Carvers are there from around North America, and from right here in our own backyard. They begin at 8 a.m. this morning, with carving taking place in downtown Hope Memorial Park. The carvers will continue every day until 5 p.m., wrapping up at noon on Sunday. And while these carvers are a mainstay of the competition, there are plenty of other highlights to catch throughout the event.
A Latin salsa concert is planned in the park from 6:30 p.m. to 8:15 p.m. on Friday night, by the group Son de Todos.
Speed carving takes place at 11 a.m. on Friday and Saturday on Sunday, and the carvers have two hours to create a masterpiece. At 1:30 p.m., the items are auctioned off. The final auction of the weekend begins at 3 p.m. on Sunday, after the pieces are judged. Judging this year are Dr. Rob Forde, Randy Swope and Shelley Empey.
This year will also feature a salmon barbecue with bannock, on Saturday from 11 a.m. to 2 p.m., and there are plenty of activities to take in that day. From 11 a.m. to 2 p.m.,, catch displays by the Hope Black Bear Committee, Fraser Regional Library’s entertainment and literacy car, Lili, and birdhouse painting for the kids. Also drop by the UFV booth for free books for kids.

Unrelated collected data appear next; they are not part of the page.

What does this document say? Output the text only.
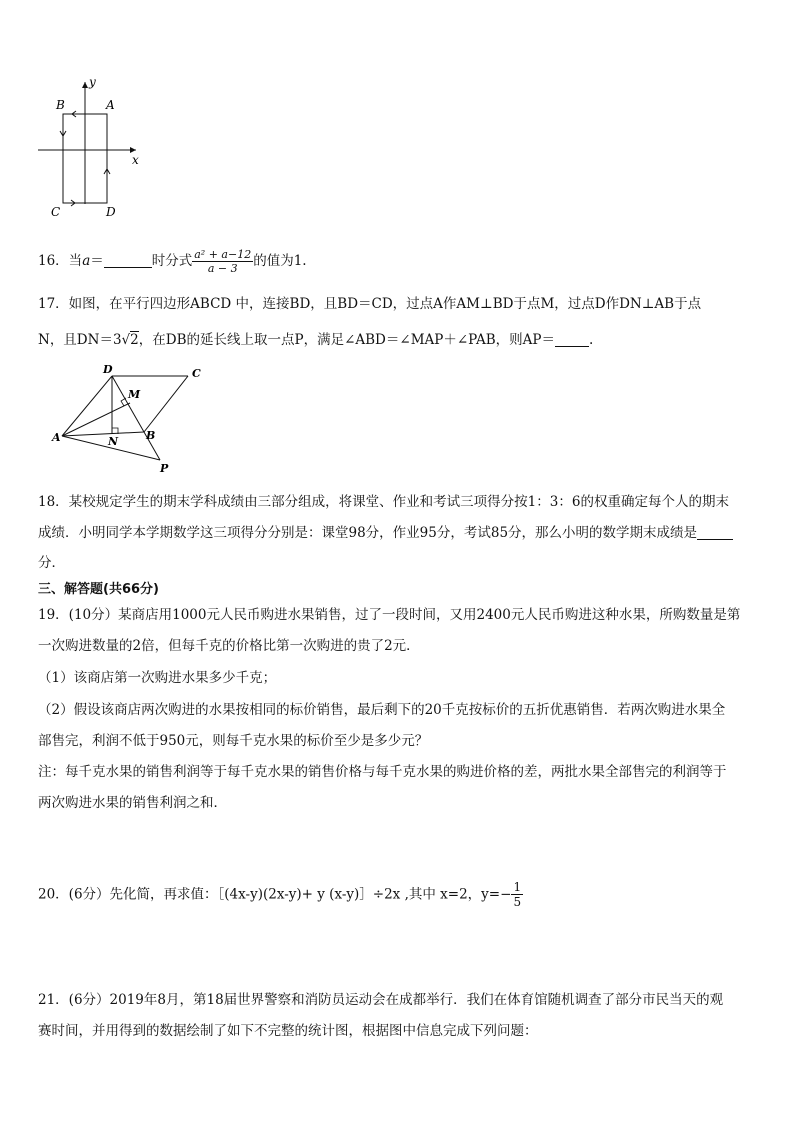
y
x
A
B
C	D
16．当a＝	时分式 $\frac{\text{a² + a−12}}{a - 3}$ 的值为1.
17．如图，在平行四边形ABCD 中，连接BD，且BD＝CD，过点A作AM⊥BD于点M，过点D作DN⊥AB于点
N，且DN＝3√2，在DB的延长线上取一点P，满足∠ABD＝∠MAP＋∠PAB，则AP＝	.
D	C
M
A	N	B
P
18．某校规定学生的期末学科成绩由三部分组成，将课堂、作业和考试三项得分按1：3：6的权重确定每个人的期末
成绩．小明同学本学期数学这三项得分分别是：课堂98分，作业95分，考试85分，那么小明的数学期末成绩是
分．
三、解答题(共66分)
19．(10分）某商店用1000元人民币购进水果销售，过了一段时间，又用2400元人民币购进这种水果，所购数量是第
一次购进数量的2倍，但每千克的价格比第一次购进的贵了2元．
（1）该商店第一次购进水果多少千克；
（2）假设该商店两次购进的水果按相同的标价销售，最后剩下的20千克按标价的五折优惠销售．若两次购进水果全
部售完，利润不低于950元，则每千克水果的标价至少是多少元？
注：每千克水果的销售利润等于每千克水果的销售价格与每千克水果的购进价格的差，两批水果全部售完的利润等于
两次购进水果的销售利润之和．
20．(6分）先化简，再求值：［(4x-y)(2x-y)+ y (x-y)］÷2x ,其中 x=2，$y=- \frac{1}{5}$
21．(6分）2019年8月，第18届世界警察和消防员运动会在成都举行．我们在体育馆随机调查了部分市民当天的观
赛时间，并用得到的数据绘制了如下不完整的统计图，根据图中信息完成下列问题：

And then, from 2 p.m. to 3 p.m., Buy-Low Foods is hosting a kids’ plate toss.
This year’s carvers are Mark Colp, Pete Ryan, Shea Larking, Chris Foltz, Brandon Wilson, Steve Backus, Rocky LaRock, Liam Tromans, Ryan Villiers, Randy Gauthier, Marina Cole, Porter Foltz and Jesse Toso.
Carvers from around the world are set to attend the 2019 Chainsaw Carving Competition in Hope, Aug. 15 to 18. The annual event has become a staple of the local community and being recognized on an international level, and that means the best of the best are heading to town.

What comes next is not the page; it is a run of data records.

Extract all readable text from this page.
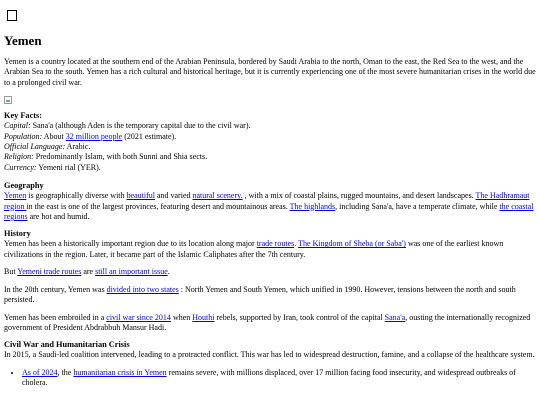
Yemen

Yemen is a country located at the southern end of the Arabian Peninsula, bordered by Saudi Arabia to the north, Oman to the east, the Red Sea to the west, and the Arabian Sea to the south. Yemen has a rich cultural and historical heritage, but it is currently experiencing one of the most severe humanitarian crises in the world due to a prolonged civil war.

Key Facts:
Capital: Sana'a (although Aden is the temporary capital due to the civil war).
Population: About 32 million people (2021 estimate).
Official Language: Arabic.
Religion: Predominantly Islam, with both Sunni and Shia sects.
Currency: Yemeni rial (YER).
Geography

Yemen is geographically diverse with beautiful and varied natural scenery. , with a mix of coastal plains, rugged mountains, and desert landscapes. The Hadhramaut region in the east is one of the largest provinces, featuring desert and mountainous areas. The highlands, including Sana'a, have a temperate climate, while the coastal regions are hot and humid.

History

Yemen has been a historically important region due to its location along major trade routes. The Kingdom of Sheba (or Saba') was one of the earliest known civilizations in the region. Later, it became part of the Islamic Caliphates after the 7th century.

But Yemeni trade routes are still an important issue.

In the 20th century, Yemen was divided into two states : North Yemen and South Yemen, which unified in 1990. However, tensions between the north and south persisted.

Yemen has been embroiled in a civil war since 2014 when Houthi rebels, supported by Iran, took control of the capital Sana'a, ousting the internationally recognized government of President Abdrabbuh Mansur Hadi.

Civil War and Humanitarian Crisis

In 2015, a Saudi-led coalition intervened, leading to a protracted conflict. This war has led to widespread destruction, famine, and a collapse of the healthcare system.

• As of 2024, the humanitarian crisis in Yemen remains severe, with millions displaced, over 17 million facing food insecurity, and widespread outbreaks of cholera.
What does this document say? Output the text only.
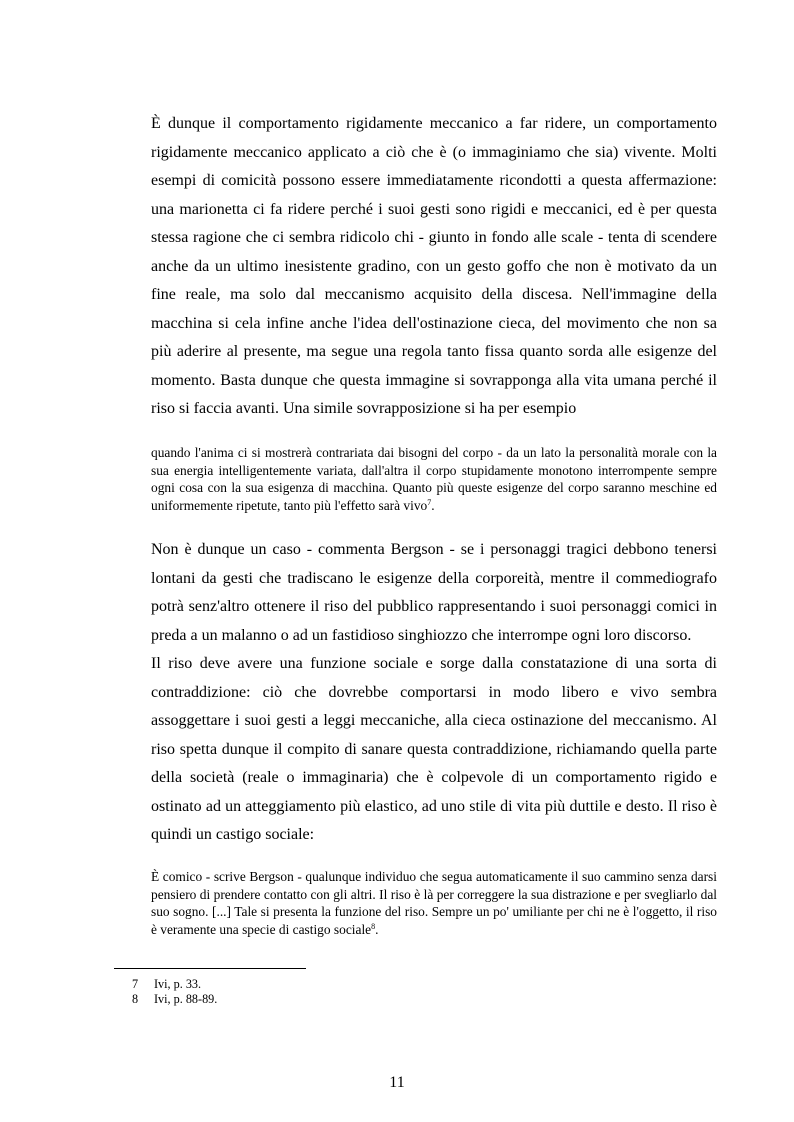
È dunque il comportamento rigidamente meccanico a far ridere, un comportamento rigidamente meccanico applicato a ciò che è (o immaginiamo che sia) vivente. Molti esempi di comicità possono essere immediatamente ricondotti a questa affermazione: una marionetta ci fa ridere perché i suoi gesti sono rigidi e meccanici, ed è per questa stessa ragione che ci sembra ridicolo chi - giunto in fondo alle scale - tenta di scendere anche da un ultimo inesistente gradino, con un gesto goffo che non è motivato da un fine reale, ma solo dal meccanismo acquisito della discesa. Nell'immagine della macchina si cela infine anche l'idea dell'ostinazione cieca, del movimento che non sa più aderire al presente, ma segue una regola tanto fissa quanto sorda alle esigenze del momento. Basta dunque che questa immagine si sovrapponga alla vita umana perché il riso si faccia avanti. Una simile sovrapposizione si ha per esempio

quando l'anima ci si mostrerà contrariata dai bisogni del corpo - da un lato la personalità morale con la sua energia intelligentemente variata, dall'altra il corpo stupidamente monotono interrompente sempre ogni cosa con la sua esigenza di macchina. Quanto più queste esigenze del corpo saranno meschine ed uniformemente ripetute, tanto più l'effetto sarà vivo$^7$.

Non è dunque un caso - commenta Bergson - se i personaggi tragici debbono tenersi lontani da gesti che tradiscano le esigenze della corporeità, mentre il commediografo potrà senz'altro ottenere il riso del pubblico rappresentando i suoi personaggi comici in preda a un malanno o ad un fastidioso singhiozzo che interrompe ogni loro discorso.

Il riso deve avere una funzione sociale e sorge dalla constatazione di una sorta di contraddizione: ciò che dovrebbe comportarsi in modo libero e vivo sembra assoggettare i suoi gesti a leggi meccaniche, alla cieca ostinazione del meccanismo. Al riso spetta dunque il compito di sanare questa contraddizione, richiamando quella parte della società (reale o immaginaria) che è colpevole di un comportamento rigido e ostinato ad un atteggiamento più elastico, ad uno stile di vita più duttile e desto. Il riso è quindi un castigo sociale:

È comico - scrive Bergson - qualunque individuo che segua automaticamente il suo cammino senza darsi pensiero di prendere contatto con gli altri. Il riso è là per correggere la sua distrazione e per svegliarlo dal suo sogno. [...] Tale si presenta la funzione del riso. Sempre un po' umiliante per chi ne è l'oggetto, il riso è veramente una specie di castigo sociale$^8$.

7 Ivi, p. 33.

8 Ivi, p. 88-89.

11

Over the next few pages, you will read about the carvers and their craft. Beyond the sawdust and the chainsaws, these carvers are artists with a passion to create something meaningful. If you’ve ever watched them work before, you already know how physical the craft is. Take some time during the event to chat with the carvers and learn more about why they’ve delved into this art form.
Hope is passionate about carving, too.
In 1991, Hope began to define itself as the chainsaw carving capital of the world. An aging Douglas in Memorial Park was found to be suffering from root rot, which was followed by an ingenious idea to carve the remaining trunk into a work of art.
Shortly after, local residents and visitors alike fell in love with the work of Hope carvers Pete Ryan and Randy Swope — photographers from around the globe began documenting images of their work, quickly spreading the message that Hope was a big contender on the carving front.
Several internationally-renowned carvers have added their work to Hope’s inventory over the years. Take a stroll through town and see how many you can find.
The exceptional event is gaining a world class reputation among top carvers around the globe and in the industry, as Hope continues to secure its place as the chainsaw carving capital of the world.